Venus (Pablo Carlos Budassi/WikiCommons)

After over 30 years, we’re headed back to Venus.

On Wednesday, NASA announced a pair of upcoming robotic missions to study our closest neighbor, the first time humans have sent probes to the planet since the early 1990s.

According to NASA, the missions’ goal is to understand how Venus became an inferno-like world when it has so many other characteristics similar to ours — and may have been the first habitable world in the solar system, complete with an ocean and Earth-like climate.

The missions, known as DAVINCI+ and VERITAS, are scheduled to launch in the late 2020s.

“We’re revving up our planetary science program with intense exploration of a world that NASA hasn’t visited in over 30 years,” said Thomas Zurbuchen, NASA’s associate administrator for science, in a statement.
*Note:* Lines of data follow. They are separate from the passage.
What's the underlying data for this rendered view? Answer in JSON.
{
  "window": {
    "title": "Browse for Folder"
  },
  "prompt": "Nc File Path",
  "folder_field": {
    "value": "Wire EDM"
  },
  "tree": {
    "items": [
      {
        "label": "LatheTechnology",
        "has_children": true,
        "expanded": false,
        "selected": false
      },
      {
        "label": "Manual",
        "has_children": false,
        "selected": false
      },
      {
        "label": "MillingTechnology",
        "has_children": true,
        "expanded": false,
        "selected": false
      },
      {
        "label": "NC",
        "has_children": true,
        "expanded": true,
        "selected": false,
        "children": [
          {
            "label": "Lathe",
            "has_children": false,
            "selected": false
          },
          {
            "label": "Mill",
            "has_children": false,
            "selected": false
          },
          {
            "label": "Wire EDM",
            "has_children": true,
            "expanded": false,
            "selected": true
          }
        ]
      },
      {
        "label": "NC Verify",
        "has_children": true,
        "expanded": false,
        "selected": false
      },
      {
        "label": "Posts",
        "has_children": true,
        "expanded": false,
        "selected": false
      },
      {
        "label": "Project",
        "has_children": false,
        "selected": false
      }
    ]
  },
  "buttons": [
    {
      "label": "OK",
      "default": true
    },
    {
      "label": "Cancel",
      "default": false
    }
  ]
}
“Using cutting-edge technologies that NASA has developed and refined over many years of missions and technology programs, we’re ushering in a new decade of Venus to understand how an Earth-like planet can become a hothouse.
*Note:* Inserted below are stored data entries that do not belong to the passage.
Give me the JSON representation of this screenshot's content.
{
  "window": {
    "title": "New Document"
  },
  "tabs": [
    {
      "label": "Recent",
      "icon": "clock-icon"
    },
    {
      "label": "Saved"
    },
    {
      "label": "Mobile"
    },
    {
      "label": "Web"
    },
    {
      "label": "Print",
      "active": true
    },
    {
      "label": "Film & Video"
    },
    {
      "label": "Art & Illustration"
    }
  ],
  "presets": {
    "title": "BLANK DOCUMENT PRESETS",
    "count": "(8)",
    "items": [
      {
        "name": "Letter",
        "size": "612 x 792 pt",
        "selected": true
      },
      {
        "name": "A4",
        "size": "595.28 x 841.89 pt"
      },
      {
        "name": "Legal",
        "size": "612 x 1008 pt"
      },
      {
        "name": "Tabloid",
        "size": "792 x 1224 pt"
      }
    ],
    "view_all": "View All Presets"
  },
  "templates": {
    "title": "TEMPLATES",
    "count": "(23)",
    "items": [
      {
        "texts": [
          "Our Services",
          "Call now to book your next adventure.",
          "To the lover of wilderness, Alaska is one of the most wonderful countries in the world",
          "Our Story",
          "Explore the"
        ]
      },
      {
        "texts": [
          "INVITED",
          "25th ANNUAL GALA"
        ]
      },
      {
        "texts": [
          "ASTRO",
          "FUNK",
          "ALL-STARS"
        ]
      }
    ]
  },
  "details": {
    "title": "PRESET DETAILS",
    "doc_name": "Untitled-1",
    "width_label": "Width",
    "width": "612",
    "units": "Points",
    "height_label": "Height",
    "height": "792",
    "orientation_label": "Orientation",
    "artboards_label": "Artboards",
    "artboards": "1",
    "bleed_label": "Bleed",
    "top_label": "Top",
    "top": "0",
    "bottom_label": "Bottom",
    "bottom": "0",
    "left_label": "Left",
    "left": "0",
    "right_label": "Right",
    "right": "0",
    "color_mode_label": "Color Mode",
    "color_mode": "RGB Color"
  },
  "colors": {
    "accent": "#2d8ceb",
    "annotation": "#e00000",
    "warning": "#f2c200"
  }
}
“Our goals are profound. It is not just understanding the evolution of planets and habitability in our own solar system, but extending beyond these boundaries to exoplanets, an exciting and emerging area of research for NASA,” he said.

Exoplanets are planets beyond our solar system.

DAVINCI+ (an acronym for Deep Atmosphere Venus Investigation of Noble gases, Chemistry, and Imaging) will measure the composition of Venus’ atmosphere to understand how it formed and evolved, as well as to confirm whether the planet ever had an ocean.

The mission consists of a probe that will plunge through the planet’s thick atmosphere, making precise measurements of noble gases and other elements to understand why Venus’ atmosphere is a runaway hothouse compared to Earth’s.

Temperatures at the surface of Venus are some 900 degrees, which is hot enough to melt lead.

The other mission, VERITAS (Venus Emissivity, Radio Science, InSAR, Topography, and Spectroscopy) will map Venus’ surface to determine the planet’s geologic history and understand why it developed so differently than Earth.

Venus was in the news in 2020, when scientists announced the discovery of a possible sign of life high in the clouds of the planet, according to a study in the journal Nature Astronomy.

Using telescopes based in Chile and Hawaii, astronomers spotted in Venus’ clouds the chemical signature of phosphine, a noxious gas that on Earth is only associated with life.

Based on the many scenarios the astronomers considered, the team concluded that there is no explanation for the phosphine detected in Venus’ clouds, other than the presence of life.

DAVINCI+ could help prove the existence of phosphine on Venus, scientists said.

“It is astounding how little we know about Venus, but the combined results of these missions will tell us about the planet from the clouds in its sky through the volcanoes on its surface all the way down to its very core,” said Tom Wagner, NASA’s discovery program scientist. “It will be as if we have rediscovered the planet.”